ANNEXE :

 

 Etude des « Cinq leçons sur la psychanalyse »

 

 

Première leçon : étude d’un cas. Découverte de l’inconscient, de ses rapports avec certains troubles somatiques.

      

       Le cas d’Anna : la patiente présente des troubles tellement divers qu’on ne peut les supposer en rapport avec le cerveau, chez une personne dont les organes essentiels sont sains ; dès l’Antiquité, les médecins grecs avaient déjà repéré ce type de troubles sous le nom d’hystérie. Dans ce domaine la médecine était impuissante … et vexée de l’être ; les médecins considéraient les hystériques comme des simulateurs.

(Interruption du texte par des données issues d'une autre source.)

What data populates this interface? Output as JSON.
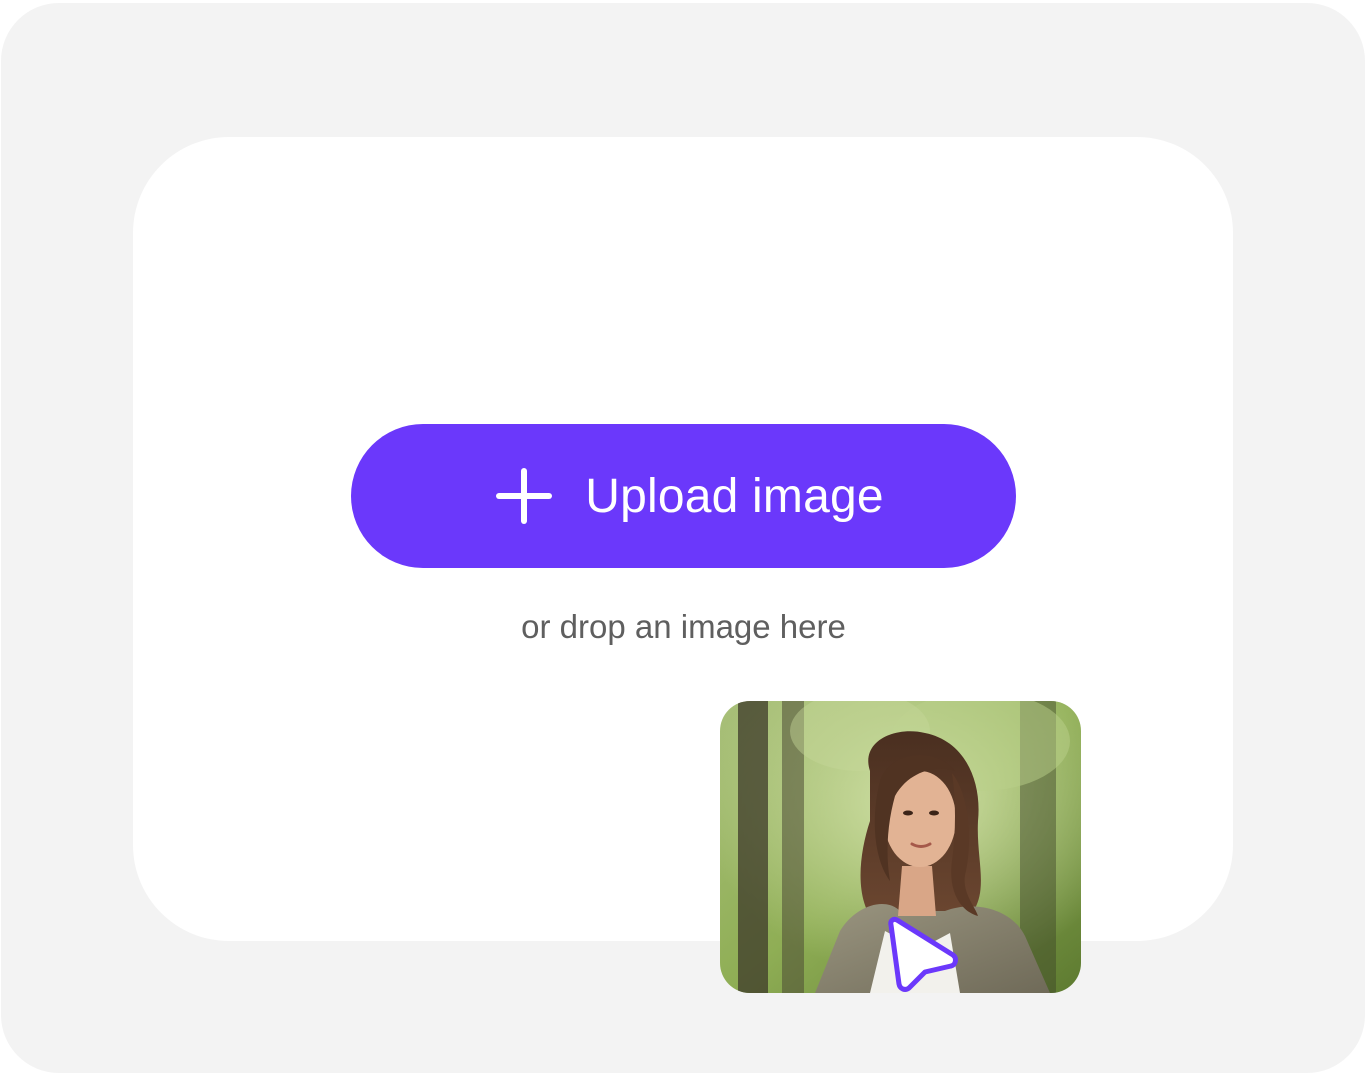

Changement d’attitude chez le Dr  Breuer : en répétant sous hypnose les mots murmurés par Anna dans ses états d’absence, la jeune fille raconte l’histoire à laquelle se rattachent ces mots et le fait de l’exprimer fait disparaître tel ou tel de ces maux : il apparaît ainsi que ces symptômes sont liés à un choc psychique violent qu’elle avait dû surmonter, qui était resté ancré en elle et avait gardé un grand pouvoir dynamique : en exprimant « avec extériorisation affective » ce qu’elle avait dû refouler, elle revient à un état normal mais peu durable. Freud donne plusieurs exemples de ces maux qui disparurent ainsi et en tire la leçon : « les symptômes étaient déterminés par des scènes dont ils formaient des résidus mnésiques », scènes pénibles qui avaient été oubliées sans l’être et qu’il fallait reproduire en remontant le temps « dans l’ordre inverse ». Résumé fait par Freud : « les hystériques souffrent de réminiscence », les symptômes sont les « résidus et les symboles d’évènements traumatiques. » ( trauma en grec : choc) Il y a « fixation de la vie mentale aux traumatismes pathogènes » : c’est cela qui caractérise la névrose.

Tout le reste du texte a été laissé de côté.